North Korean leader Kim Jong-un had agreed to work towards a nuclear-weapons-free Korean peninsula when he met South Korean President Moon Jae in April and US President Donald Trump in June.
However, the IAEA report published this week in Vienna contains a detailed list of ongoing activities in various nuclear facilities, including the Yongbyon power plant that is believed to produce the plutonium for North Korea's nuclear test explosions.

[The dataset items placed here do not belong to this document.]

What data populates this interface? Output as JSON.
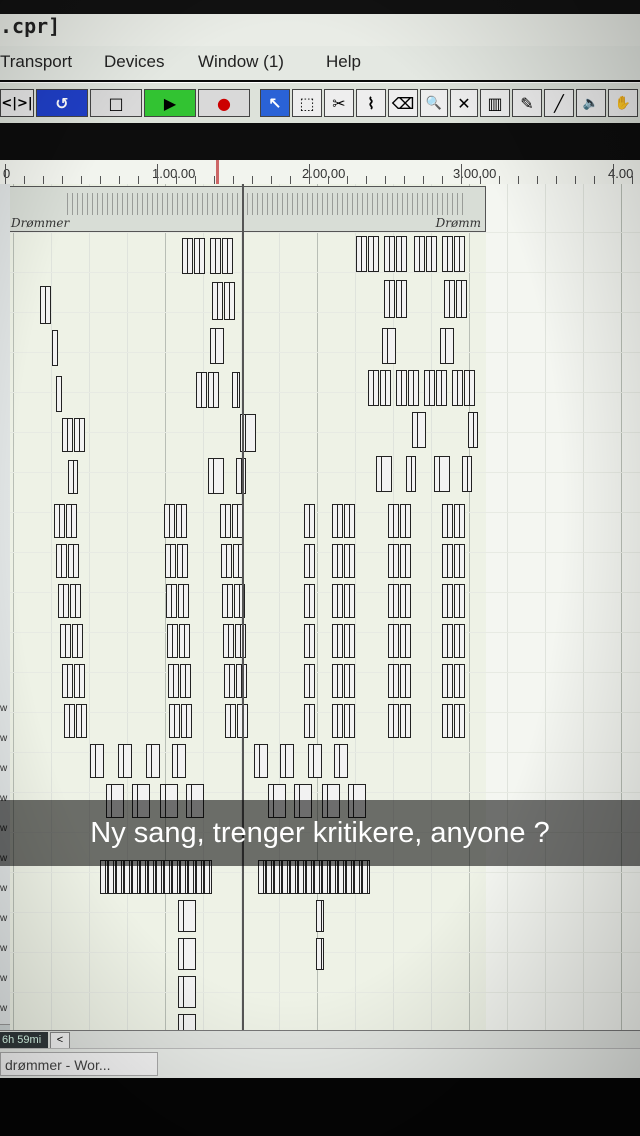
{
  "window": {
    "title": ".cpr]"
  },
  "menu": {
    "items": [
      "Transport",
      "Devices",
      "Window (1)",
      "Help"
    ]
  },
  "toolbar": {
    "transport_buttons": [
      {
        "icon": "skip-icon",
        "label": "<|>|"
      },
      {
        "icon": "cycle-icon",
        "label": "↺"
      },
      {
        "icon": "stop-icon",
        "label": "□"
      },
      {
        "icon": "play-icon",
        "label": "▶"
      },
      {
        "icon": "record-icon",
        "label": "●"
      }
    ],
    "tools": [
      {
        "icon": "pointer-icon",
        "glyph": "↖"
      },
      {
        "icon": "range-select-icon",
        "glyph": "⬚"
      },
      {
        "icon": "split-icon",
        "glyph": "✂"
      },
      {
        "icon": "glue-icon",
        "glyph": "⌇"
      },
      {
        "icon": "erase-icon",
        "glyph": "⌫"
      },
      {
        "icon": "zoom-icon",
        "glyph": "🔍"
      },
      {
        "icon": "mute-icon",
        "glyph": "✕"
      },
      {
        "icon": "comp-icon",
        "glyph": "▥"
      },
      {
        "icon": "draw-icon",
        "glyph": "✎"
      },
      {
        "icon": "line-icon",
        "glyph": "╱"
      },
      {
        "icon": "speaker-icon",
        "glyph": "🔈"
      },
      {
        "icon": "hand-icon",
        "glyph": "✋"
      }
    ],
    "colors": {
      "cycle": "#1f3fc7",
      "play": "#32c332",
      "record": "#cc0000",
      "pointer": "#2a62d6"
    }
  },
  "ruler": {
    "labels": [
      "0",
      "1.00.00",
      "2.00.00",
      "3.00.00",
      "4.00"
    ]
  },
  "arrange": {
    "drum_part_label": "Drømmer",
    "drum_part_label_right": "Drømm"
  },
  "track_list": {
    "button_glyph": "w"
  },
  "status": {
    "time_display": "6h 59mi",
    "scroll_left_glyph": "<"
  },
  "taskbar": {
    "item": "drømmer - Wor..."
  },
  "caption": {
    "text": "Ny sang, trenger kritikere, anyone ?"
  }
}
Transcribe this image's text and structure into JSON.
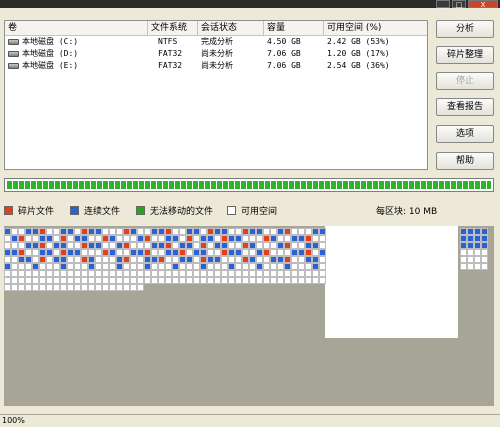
{
  "window": {
    "min_label": "_",
    "max_label": "□",
    "close_label": "X"
  },
  "volumes": {
    "columns": [
      "卷",
      "文件系统",
      "会话状态",
      "容量",
      "可用空间 (%)"
    ],
    "rows": [
      {
        "name": "本地磁盘 (C:)",
        "fs": "NTFS",
        "status": "完成分析",
        "capacity": "4.50 GB",
        "free": "2.42 GB (53%)"
      },
      {
        "name": "本地磁盘 (D:)",
        "fs": "FAT32",
        "status": "尚未分析",
        "capacity": "7.06 GB",
        "free": "1.20 GB (17%)"
      },
      {
        "name": "本地磁盘 (E:)",
        "fs": "FAT32",
        "status": "尚未分析",
        "capacity": "7.06 GB",
        "free": "2.54 GB (36%)"
      }
    ]
  },
  "buttons": {
    "analyze": "分析",
    "defrag": "碎片整理",
    "stop": "停止",
    "report": "查看报告",
    "options": "选项",
    "help": "帮助"
  },
  "progress": {
    "value": 1.0
  },
  "legend": {
    "fragmented": "碎片文件",
    "contiguous": "连续文件",
    "unmovable": "无法移动的文件",
    "free": "可用空间",
    "block_size": "每区块: 10 MB"
  },
  "colors": {
    "fragmented": "#e2401c",
    "contiguous": "#2a62d6",
    "unmovable": "#22a822",
    "free": "#ffffff",
    "unused": "#a6a597"
  },
  "status": {
    "zoom": "100%"
  }
}
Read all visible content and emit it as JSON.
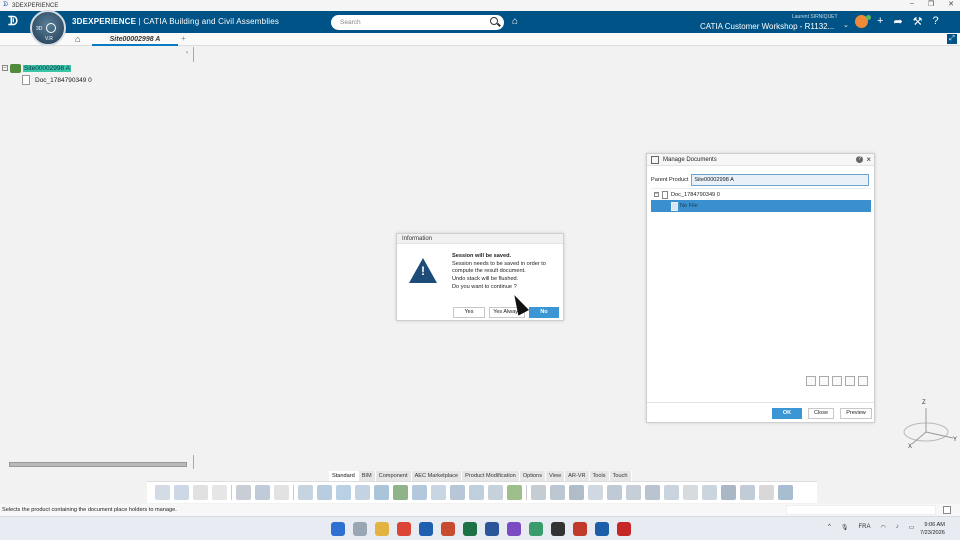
{
  "window": {
    "title": "3DEXPERIENCE"
  },
  "header": {
    "ds_logo": "𝔇𝔖",
    "brand_bold": "3DEXPERIENCE",
    "brand_rest": " | CATIA Building and Civil Assemblies",
    "search_placeholder": "Search",
    "user": "Laurent SIRNIQUET",
    "workspace": "CATIA Customer Workshop - R1132...",
    "compass_version": "V.R",
    "compass_3d": "3D"
  },
  "tabs": {
    "active": "Site00002998 A"
  },
  "tree": {
    "root": "Site00002998 A",
    "child": "Doc_1784790349 0"
  },
  "info_dialog": {
    "title": "Information",
    "heading": "Session will be saved.",
    "lines": [
      "Session needs to be saved in order to",
      "compute the result document.",
      "Undo stack will be flushed.",
      "Do you want to continue ?"
    ],
    "buttons": {
      "yes": "Yes",
      "yes_always": "Yes Always",
      "no": "No"
    }
  },
  "manage_dialog": {
    "title": "Manage Documents",
    "parent_label": "Parent Product",
    "parent_value": "Site00002998 A",
    "doc": "Doc_1784790349 0",
    "selected": "No File",
    "buttons": {
      "ok": "OK",
      "close": "Close",
      "preview": "Preview"
    }
  },
  "axes": {
    "z": "Z",
    "x": "X",
    "y": "Y"
  },
  "section_tabs": [
    "Standard",
    "BIM",
    "Component",
    "AEC Marketplace",
    "Product Modification",
    "Options",
    "View",
    "AR-VR",
    "Tools",
    "Touch"
  ],
  "status_text": "Selects the product containing the document place holders to manage.",
  "taskbar": {
    "lang": "FRA",
    "time": "9:06 AM",
    "date": "7/23/2026"
  },
  "colors": {
    "header_bg": "#005386",
    "accent": "#3c96d4",
    "selection": "#3a8fcf",
    "tree_highlight": "#39c6a5"
  }
}
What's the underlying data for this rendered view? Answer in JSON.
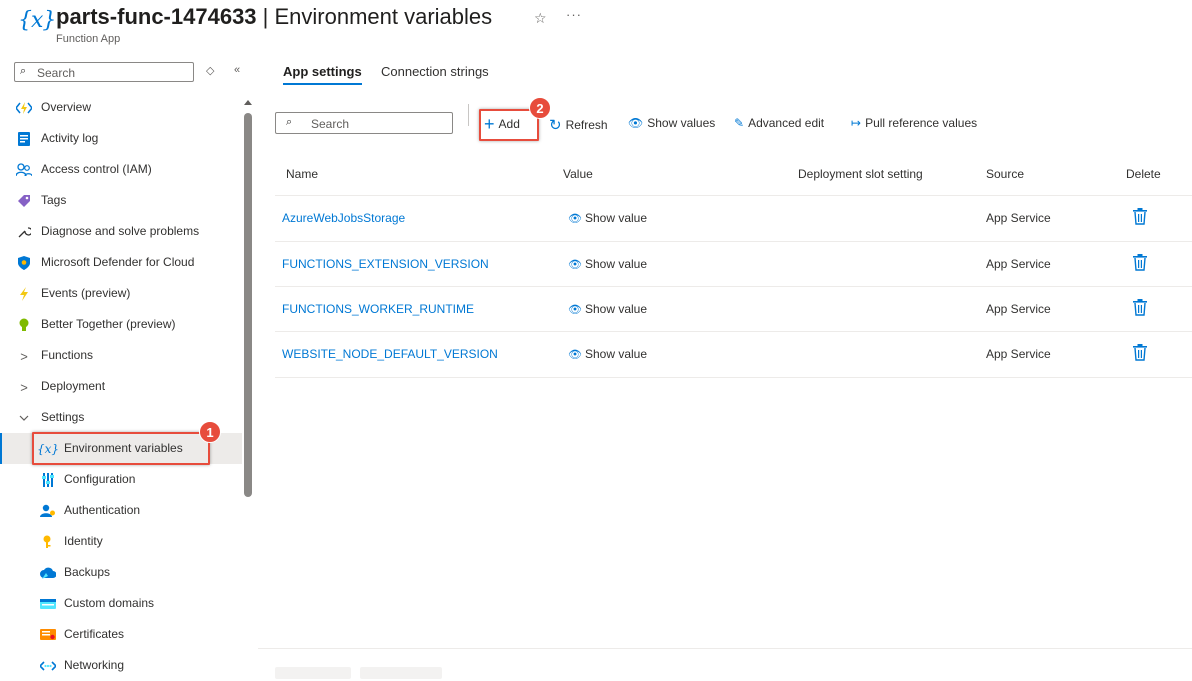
{
  "header": {
    "icon": "function-variable-icon",
    "title_bold": "parts-func-1474633",
    "title_rest": " | Environment variables",
    "subtitle": "Function App"
  },
  "nav": {
    "search_placeholder": "Search",
    "items": [
      {
        "label": "Overview",
        "icon": "lightning-code-icon"
      },
      {
        "label": "Activity log",
        "icon": "activity-log-icon"
      },
      {
        "label": "Access control (IAM)",
        "icon": "people-icon"
      },
      {
        "label": "Tags",
        "icon": "tag-icon"
      },
      {
        "label": "Diagnose and solve problems",
        "icon": "wrench-icon"
      },
      {
        "label": "Microsoft Defender for Cloud",
        "icon": "shield-icon"
      },
      {
        "label": "Events (preview)",
        "icon": "lightning-icon"
      },
      {
        "label": "Better Together (preview)",
        "icon": "bulb-icon"
      },
      {
        "label": "Functions",
        "icon": "chevron-right-icon"
      },
      {
        "label": "Deployment",
        "icon": "chevron-right-icon"
      },
      {
        "label": "Settings",
        "icon": "chevron-down-icon"
      },
      {
        "label": "Environment variables",
        "icon": "function-variable-icon"
      },
      {
        "label": "Configuration",
        "icon": "sliders-icon"
      },
      {
        "label": "Authentication",
        "icon": "user-key-icon"
      },
      {
        "label": "Identity",
        "icon": "key-icon"
      },
      {
        "label": "Backups",
        "icon": "cloud-backup-icon"
      },
      {
        "label": "Custom domains",
        "icon": "globe-card-icon"
      },
      {
        "label": "Certificates",
        "icon": "certificate-icon"
      },
      {
        "label": "Networking",
        "icon": "network-icon"
      }
    ]
  },
  "tabs": [
    {
      "label": "App settings",
      "active": true
    },
    {
      "label": "Connection strings",
      "active": false
    }
  ],
  "toolbar": {
    "search_placeholder": "Search",
    "add": "Add",
    "refresh": "Refresh",
    "show_values": "Show values",
    "advanced_edit": "Advanced edit",
    "pull_reference": "Pull reference values"
  },
  "table": {
    "headers": {
      "name": "Name",
      "value": "Value",
      "slot": "Deployment slot setting",
      "source": "Source",
      "delete": "Delete"
    },
    "rows": [
      {
        "name": "AzureWebJobsStorage",
        "value": "Show value",
        "source": "App Service"
      },
      {
        "name": "FUNCTIONS_EXTENSION_VERSION",
        "value": "Show value",
        "source": "App Service"
      },
      {
        "name": "FUNCTIONS_WORKER_RUNTIME",
        "value": "Show value",
        "source": "App Service"
      },
      {
        "name": "WEBSITE_NODE_DEFAULT_VERSION",
        "value": "Show value",
        "source": "App Service"
      }
    ]
  },
  "callouts": [
    "1",
    "2"
  ],
  "colors": {
    "accent": "#0078d4",
    "callout": "#e74c3c"
  }
}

Construction of a possible additional reprocessing plant that could extract plutonium from used reactor fuel has continued, according to the report.
In addition, the IAEA said it has been monitoring a site near Pyongyang whose characteristics and construction history "are not inconsistent with a centrifuge enrichment facility."
Enriched uranium can also be used in nuclear warheads.
"The continuation and further development of the DPRK's nuclear program and related statements by the DPRK are a cause for grave concern," IAEA chief Yukiya Amano wrote in the report, using the acronym for the country's official name - the Democratic People's Republic of Korea.
IAEA inspectors are not allowed into North Korea, but they have been monitoring the country via satellites and other available information.